In short, they achieve their own self-interests by serving the self-interests of the other party and they mediate their initial differences on price and quantity, by raising their offers or lowering their demands until they reach a single visible price and quantity.

Two extremely egotistical, self-interested would-be bargainers will never conclude a transaction unless they change their behaviours. Which is why the invisible-hand metaphor is inapplicable to such cases, and why Adam Smith never spoke of the ‘invisible hand of the market’. That last was an invented attribution by modern economists from the 1950s (see Paul Samuelson, Economics, 1948, p 36).

Moreover, consider the two cases where he did use the Invisible Hand metaphor: in Moral Sentiments (1759) he refers to feudal landlords – indeed all to all landlords from when farming was ‘discovered”, Pharaohs, Babylonian Kings, and Roman Emperors, etc., included, who used some of their crops to feed their slaves or serfs; and in Wealth Of Nations he refers to some, but not all, merchants and manufacturers, who prefer domestic investment to the riskier (in their view) investment abroad.

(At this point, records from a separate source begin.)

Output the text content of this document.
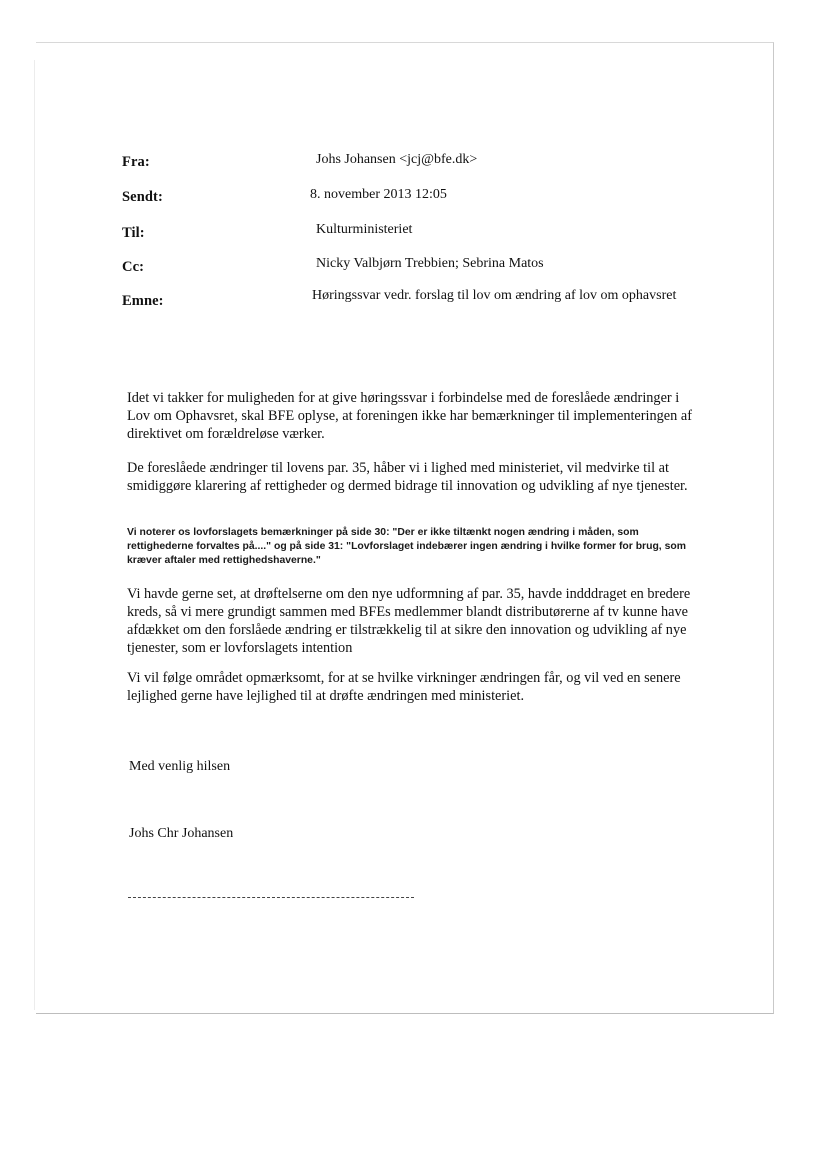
Fra:	Johs Johansen <jcj@bfe.dk>
Sendt:	8. november 2013 12:05
Til:	Kulturministeriet
Cc:	Nicky Valbjørn Trebbien; Sebrina Matos
Emne:	Høringssvar vedr. forslag til lov om ændring af lov om ophavsret

Idet vi takker for muligheden for at give høringssvar i forbindelse med de foreslåede ændringer i Lov om Ophavsret, skal BFE oplyse, at foreningen ikke har bemærkninger til implementeringen af direktivet om forældreløse værker.

De foreslåede ændringer til lovens par. 35, håber vi i lighed med ministeriet, vil medvirke til at smidiggøre klarering af rettigheder og dermed bidrage til innovation og udvikling af nye tjenester.

Vi noterer os lovforslagets bemærkninger på side 30: "Der er ikke tiltænkt nogen ændring i måden, som rettighederne forvaltes på...." og på side 31: "Lovforslaget indebærer ingen ændring i hvilke former for brug, som kræver aftaler med rettighedshaverne."

Vi havde gerne set, at drøftelserne om den nye udformning af par. 35, havde indddraget en bredere kreds, så vi mere grundigt sammen med BFEs medlemmer blandt distributørerne af tv kunne have afdækket om den forslåede ændring er tilstrækkelig til at sikre den innovation og udvikling af nye tjenester, som er lovforslagets intention

Vi vil følge området opmærksomt, for at se hvilke virkninger ændringen får, og vil ved en senere lejlighed gerne have lejlighed til at drøfte ændringen med ministeriet.

Med venlig hilsen
Johs Chr Johansen
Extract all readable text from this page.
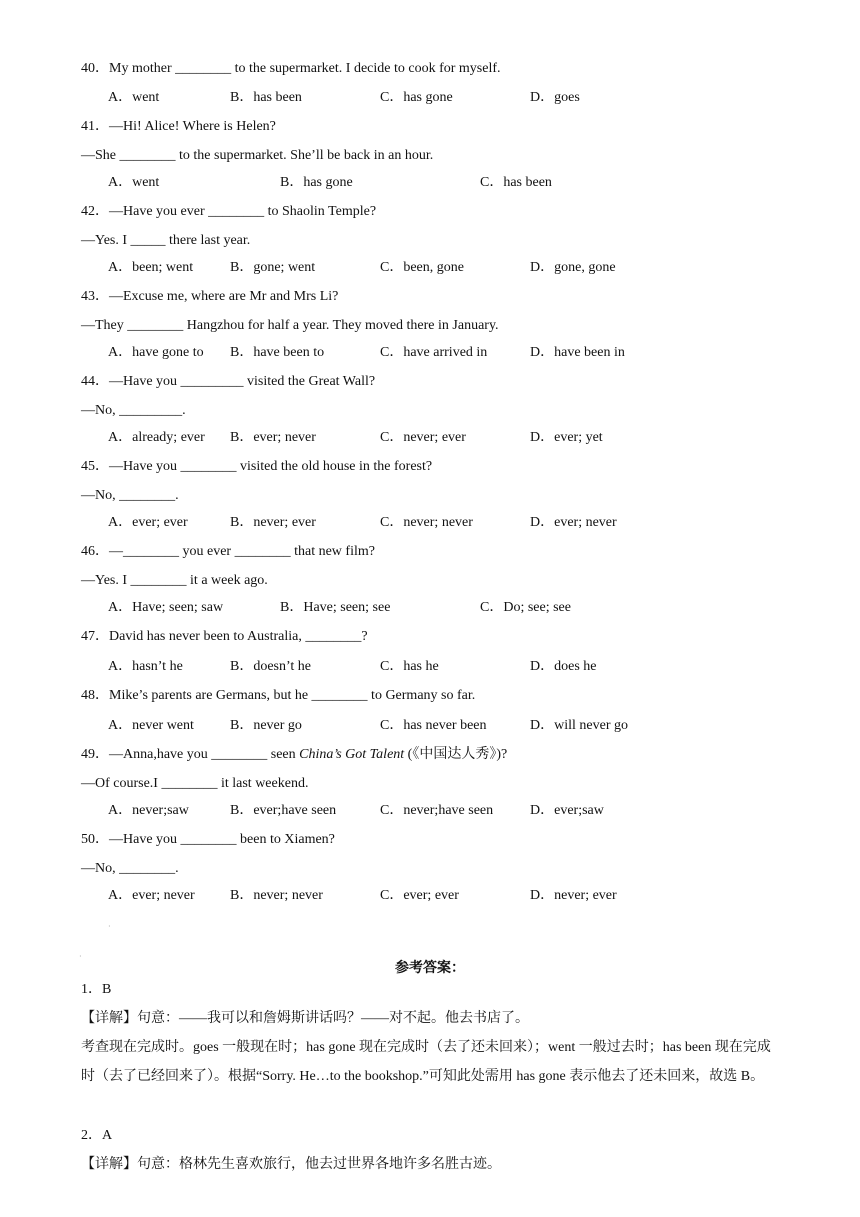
40．My mother ________ to the supermarket. I decide to cook for myself.
A．went	B．has been	C．has gone	D．goes
41．—Hi! Alice! Where is Helen?
—She ________ to the supermarket. She’ll be back in an hour.
A．went	B．has gone	C．has been
42．—Have you ever ________ to Shaolin Temple?
—Yes. I _____ there last year.
A．been; went	B．gone; went	C．been, gone	D．gone, gone
43．—Excuse me, where are Mr and Mrs Li?
—They ________ Hangzhou for half a year. They moved there in January.
A．have gone to B．have been to	C．have arrived in	D．have been in
44．—Have you _________ visited the Great Wall?
—No, _________.
A．already; ever B．ever; never	C．never; ever	D．ever; yet
45．—Have you ________ visited the old house in the forest?
—No, ________.
A．ever; ever	B．never; ever	C．never; never	D．ever; never
46．—________ you ever ________ that new film?
—Yes. I ________ it a week ago.
A．Have; seen; saw	B．Have; seen; see	C．Do; see; see
47．David has never been to Australia, ________?
A．hasn’t he	B．doesn’t he	C．has he	D．does he
48．Mike’s parents are Germans, but he ________ to Germany so far.
A．never went	B．never go	C．has never been	D．will never go
49．—Anna,have you ________ seen China’s Got Talent (《中国达人秀》)?
—Of course.I ________ it last weekend.
A．never;saw	B．ever;have seen	C．never;have seen	D．ever;saw
50．—Have you ________ been to Xiamen?
—No, ________.
A．ever; never	B．never; never	C．ever; ever	D．never; ever
·
·
参考答案：
1．B
【详解】句意：——我可以和詹姆斯讲话吗？——对不起。他去书店了。
考查现在完成时。goes 一般现在时；has gone 现在完成时（去了还未回来）；went 一般过去时；has been 现在完成时（去了已经回来了）。根据“Sorry. He…to the bookshop.”可知此处需用 has gone 表示他去了还未回来，故选 B。
2．A
【详解】句意：格林先生喜欢旅行，他去过世界各地许多名胜古迹。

Now feudal landlords did not operate in a market; they fed their slaves and serfs because their own fortunes and “greatness” depended on doing so; neither did those investors in 18th-century Britain whose risk-aversion led them to add to domestic output and employment operate in free markets, especially considering the mercantile political economy with its tariff protection and prohibitions, its Government enforced Acts of Settlement, Apprenticeship Statutes, Incorporated Town Guilds, Chartered Companies, Patents, Primogeniture and Entail Laws and the Navigation Acts enforced by the Royal Navy.

The invisible–hand metaphor’s object in Feudal times was the invisible absolute necessity of keeping alive sufficient slaves and serfs at subsistence to work their fields (and for the slave and serfs to work to survive); this mutual dependency was the object of the metaphor. The invisible-hand metaphor in 18th-century Britain was the invisible risk-aversion of those who preferred the safer home trade to the riskier foreign trade.

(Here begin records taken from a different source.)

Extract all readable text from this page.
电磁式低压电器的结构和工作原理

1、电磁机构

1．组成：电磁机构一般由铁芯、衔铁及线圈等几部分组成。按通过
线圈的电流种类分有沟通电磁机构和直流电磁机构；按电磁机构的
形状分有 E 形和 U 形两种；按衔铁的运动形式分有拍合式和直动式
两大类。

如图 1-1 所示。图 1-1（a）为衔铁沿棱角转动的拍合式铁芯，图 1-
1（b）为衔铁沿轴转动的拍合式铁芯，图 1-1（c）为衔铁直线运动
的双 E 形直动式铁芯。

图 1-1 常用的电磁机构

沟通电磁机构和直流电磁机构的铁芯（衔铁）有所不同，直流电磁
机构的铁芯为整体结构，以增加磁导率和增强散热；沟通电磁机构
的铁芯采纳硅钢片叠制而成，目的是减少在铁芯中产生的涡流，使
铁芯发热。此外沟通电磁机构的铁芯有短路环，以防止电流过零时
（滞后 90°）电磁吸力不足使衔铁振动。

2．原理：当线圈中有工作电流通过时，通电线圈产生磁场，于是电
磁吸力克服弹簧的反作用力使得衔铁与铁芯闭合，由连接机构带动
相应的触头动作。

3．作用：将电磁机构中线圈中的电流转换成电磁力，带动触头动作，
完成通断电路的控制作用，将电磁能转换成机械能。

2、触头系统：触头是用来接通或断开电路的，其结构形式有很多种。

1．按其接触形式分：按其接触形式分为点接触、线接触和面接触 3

In neither case was the invisible-hand metaphor about how visible exchange in markets work, with visible prices, quantities of visible trade goods. The invisible-hand is not real; it does not exist physically.

Smith spoke on the role of metaphors in his Lectures on Rhetoric and Belles Lettres 1762-3 (published in 1963 and 1983, page 29). A metaphor expresses the object to which it related “in a more striking and interesting manner”; no metaphor is the object of itself.